ASPL student accepted for summer term at the International Space University
  • ASPL student Juan Fernandez was recently accepted to spend the summer 2006 term at the International Space University [] in Strasbourg, France. Juan is a Fulbright Scholar from Honduras in the Geosensing area of the CCE Department under the direction of Prof. Ramesh Shrestha and Prof. Clint Slatton. Juan will work on the design of space-based remote sensing missions.

ASPL student is awarded USDA summer internship
  • ASPL student Kittipat (Bot) Kampa was recently selected for a summer internship at the Southwest Watershed Research Center (SWRC) in Tucson, AZ []. The SWRC is part of the Agricultural Research Service (ARS) within the US Dept. of Agriculture (USDA). Bot will work on developing processing and analysis algorithms for filtering vegetation signals out of laser scanning data and characterizing the fine-scale surface morphology of semi-arid range lands using probabilistic methods. This work will support the development of improved erosion models for grasslands and ranges lands in semi-arid regions.

ASPL student is awarded LG Electronics summer internship
  • ASPL student I-Gil Kim was recently selected for a summer internship with the Korean company LG Electronics.
    []. LG Electronics develops technology for mobile phone, TV, audio, video, and computer products.
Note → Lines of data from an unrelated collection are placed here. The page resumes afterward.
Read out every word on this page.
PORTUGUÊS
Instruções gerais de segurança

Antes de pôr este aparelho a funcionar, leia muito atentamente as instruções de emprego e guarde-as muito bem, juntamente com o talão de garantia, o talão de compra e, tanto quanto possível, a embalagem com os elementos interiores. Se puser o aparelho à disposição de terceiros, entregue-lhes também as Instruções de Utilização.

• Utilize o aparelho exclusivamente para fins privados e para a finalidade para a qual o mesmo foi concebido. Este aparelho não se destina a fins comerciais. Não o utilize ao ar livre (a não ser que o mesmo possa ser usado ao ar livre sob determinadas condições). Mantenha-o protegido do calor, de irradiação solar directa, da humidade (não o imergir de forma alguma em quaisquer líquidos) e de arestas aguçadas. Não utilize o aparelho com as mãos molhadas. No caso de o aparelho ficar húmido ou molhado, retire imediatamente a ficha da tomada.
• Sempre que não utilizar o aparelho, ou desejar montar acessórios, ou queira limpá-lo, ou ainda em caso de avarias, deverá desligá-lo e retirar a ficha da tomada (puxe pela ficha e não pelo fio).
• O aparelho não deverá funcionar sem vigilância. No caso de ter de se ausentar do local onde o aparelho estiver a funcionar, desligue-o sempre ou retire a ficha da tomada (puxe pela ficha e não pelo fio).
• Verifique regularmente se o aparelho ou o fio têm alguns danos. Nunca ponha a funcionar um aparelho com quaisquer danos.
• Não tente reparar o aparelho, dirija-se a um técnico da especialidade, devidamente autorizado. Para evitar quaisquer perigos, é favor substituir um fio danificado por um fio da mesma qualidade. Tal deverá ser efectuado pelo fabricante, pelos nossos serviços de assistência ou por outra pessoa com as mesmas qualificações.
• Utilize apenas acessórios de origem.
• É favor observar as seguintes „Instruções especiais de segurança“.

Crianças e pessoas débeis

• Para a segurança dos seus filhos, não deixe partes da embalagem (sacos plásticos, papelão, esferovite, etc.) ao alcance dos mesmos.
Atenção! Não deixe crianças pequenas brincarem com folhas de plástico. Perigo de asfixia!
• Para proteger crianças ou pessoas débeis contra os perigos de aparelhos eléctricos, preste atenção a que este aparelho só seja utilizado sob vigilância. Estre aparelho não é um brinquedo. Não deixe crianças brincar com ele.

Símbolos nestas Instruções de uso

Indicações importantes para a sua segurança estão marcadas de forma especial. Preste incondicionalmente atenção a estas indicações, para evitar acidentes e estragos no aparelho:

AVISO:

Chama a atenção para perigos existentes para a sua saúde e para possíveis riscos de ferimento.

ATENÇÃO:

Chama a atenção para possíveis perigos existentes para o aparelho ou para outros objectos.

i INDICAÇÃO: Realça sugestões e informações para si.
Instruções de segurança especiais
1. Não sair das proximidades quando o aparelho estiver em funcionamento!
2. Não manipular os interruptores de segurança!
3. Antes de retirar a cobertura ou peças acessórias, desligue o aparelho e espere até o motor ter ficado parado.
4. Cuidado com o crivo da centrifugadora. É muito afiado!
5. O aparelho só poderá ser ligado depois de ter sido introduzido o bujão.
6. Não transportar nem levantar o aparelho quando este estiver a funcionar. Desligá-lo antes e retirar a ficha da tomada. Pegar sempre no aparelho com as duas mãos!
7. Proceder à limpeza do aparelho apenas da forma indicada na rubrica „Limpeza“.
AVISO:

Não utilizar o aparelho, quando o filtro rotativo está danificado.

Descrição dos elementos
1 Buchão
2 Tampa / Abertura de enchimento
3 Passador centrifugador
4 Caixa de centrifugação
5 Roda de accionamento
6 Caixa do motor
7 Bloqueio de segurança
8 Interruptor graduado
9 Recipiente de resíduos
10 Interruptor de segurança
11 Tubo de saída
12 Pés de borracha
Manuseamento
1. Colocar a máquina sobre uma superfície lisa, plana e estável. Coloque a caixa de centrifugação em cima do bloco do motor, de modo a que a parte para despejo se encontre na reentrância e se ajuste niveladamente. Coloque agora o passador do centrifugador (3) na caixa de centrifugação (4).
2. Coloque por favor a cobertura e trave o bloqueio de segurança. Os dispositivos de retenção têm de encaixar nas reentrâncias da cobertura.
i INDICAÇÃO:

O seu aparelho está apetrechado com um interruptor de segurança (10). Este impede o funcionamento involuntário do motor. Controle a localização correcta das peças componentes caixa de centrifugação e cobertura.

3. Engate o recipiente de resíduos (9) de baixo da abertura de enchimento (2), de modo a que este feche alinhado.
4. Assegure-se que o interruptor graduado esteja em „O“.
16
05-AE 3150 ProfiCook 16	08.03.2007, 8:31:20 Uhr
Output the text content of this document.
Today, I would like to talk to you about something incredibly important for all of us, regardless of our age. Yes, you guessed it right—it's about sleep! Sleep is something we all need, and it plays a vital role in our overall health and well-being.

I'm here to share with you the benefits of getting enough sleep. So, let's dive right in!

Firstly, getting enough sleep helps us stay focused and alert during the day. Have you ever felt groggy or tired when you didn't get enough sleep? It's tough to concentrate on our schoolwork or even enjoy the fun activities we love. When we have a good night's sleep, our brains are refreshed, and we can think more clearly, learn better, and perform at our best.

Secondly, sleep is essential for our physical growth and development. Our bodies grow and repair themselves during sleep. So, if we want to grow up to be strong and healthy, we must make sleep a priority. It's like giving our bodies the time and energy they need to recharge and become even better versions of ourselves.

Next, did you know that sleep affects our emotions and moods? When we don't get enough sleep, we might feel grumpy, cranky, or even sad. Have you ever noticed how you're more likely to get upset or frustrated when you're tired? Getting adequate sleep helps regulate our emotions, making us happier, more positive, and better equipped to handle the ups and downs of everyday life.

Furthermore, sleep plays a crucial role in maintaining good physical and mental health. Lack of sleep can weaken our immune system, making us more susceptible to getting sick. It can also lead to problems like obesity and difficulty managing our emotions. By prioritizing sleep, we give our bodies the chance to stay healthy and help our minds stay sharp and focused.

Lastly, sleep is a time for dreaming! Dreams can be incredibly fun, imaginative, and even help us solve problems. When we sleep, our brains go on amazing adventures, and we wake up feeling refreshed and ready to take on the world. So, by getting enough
I-Gil will work in the LG Research & Development Center in Seoul, Korea on image and video processing algorithms.

New airborne laser processing class offered for Fall 2006
  • Prof. Clint Slatton will offer a new class on airborne laser ranging this fall. The class is titled CCE 6516/EEL 5934 Airborne Laser Scanning: Data Processing and Analysis.
  • Airborne laser ranging is becoming the dominant technology for measuring the 3D structure of the Earth's surface at high resolution. However, significant knowledge of GPS position estimation, signal processing, and photonics is needed in order to process the data into a useful form and successfully analyze it. The primary objective of this course is to teach students how acquire, process, and analyze laser ranging data acquired from an airborne platform. The resulting data are very important for modern hydrology, geomorphology, forestry, shoreline monitoring, construction, urban planning, and other environmental disciplines. The class Web site can be found at [].

ASPL participation in CHREC workshop
  • Prof. Clint Slatton participated in the CHREC workshop, which was held at UF in April, 2006. CHREC is the proposed NSF Center for High-Performance Reconfigurable Computing. The workshop brought together representatives from many companies and government labs who are interested in becoming members of the CHREC consortium.
  • It is anticipated that CHREC will become operational in the winter of 2006, at which time ASPL students will actively collaborate with students in UF Prof. Alan George's High-performance Computing and Simulation (HCS) Research Laboratory [] on joint projects.